Presented by Lucy Walker and Matthew Sandy
This is the first of Britten’s five canticles (number four was our first Work of the Week back in January. It was composed in 1947 to a text by the seventeenth century poet Francis Quarles, which had the subheading ‘Canticles ii, 16’: the poem draws on the Old Testament book The Song of Songs, or ‘Canticum canticorum’ – also known as the Canticles. Taking its lead from The Song of Songs, Quarles’ poem is full of beautiful, sensuous imagery and is punctuated by the regular refrain ‘I my best beloved’s am – so he is mine’. The ‘he’ in the original text is no doubt meant to be God; but in Britten’s setting, composed for his lover Peter Pears, it has a further and unmistakable resonance.
Canticle I was first performed at Central Hall, Westminster, on 1 November 1947 as part of a memorial concert for Dick Sheppard, founder of the Peace Pledge Union.

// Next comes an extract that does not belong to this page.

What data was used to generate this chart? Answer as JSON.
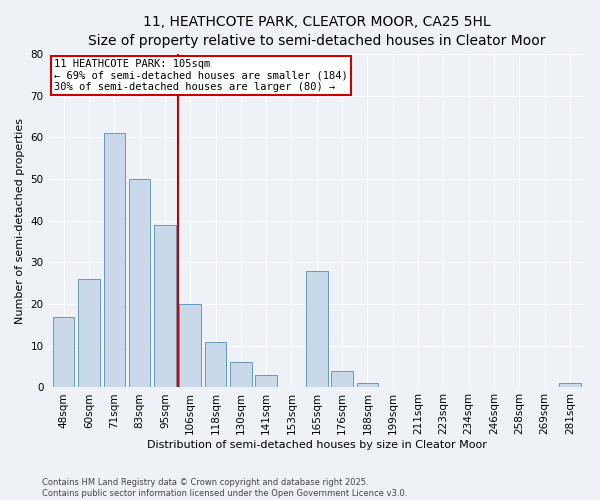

It is remarkable that this heavily romantic song, performed by two men on stage and with a male-specific love object at the centre, did not give rise to any comment. As Paul Kildea puts it, in his biography of Benjamin Britten, ‘What polite and peculiar times were these when such a display could go unremarked?’. This Canticle was featured in our Queer Talk exhibition in 2017: it is a work which bravely expresses same-sex love at a time when it was very dangerous to do so.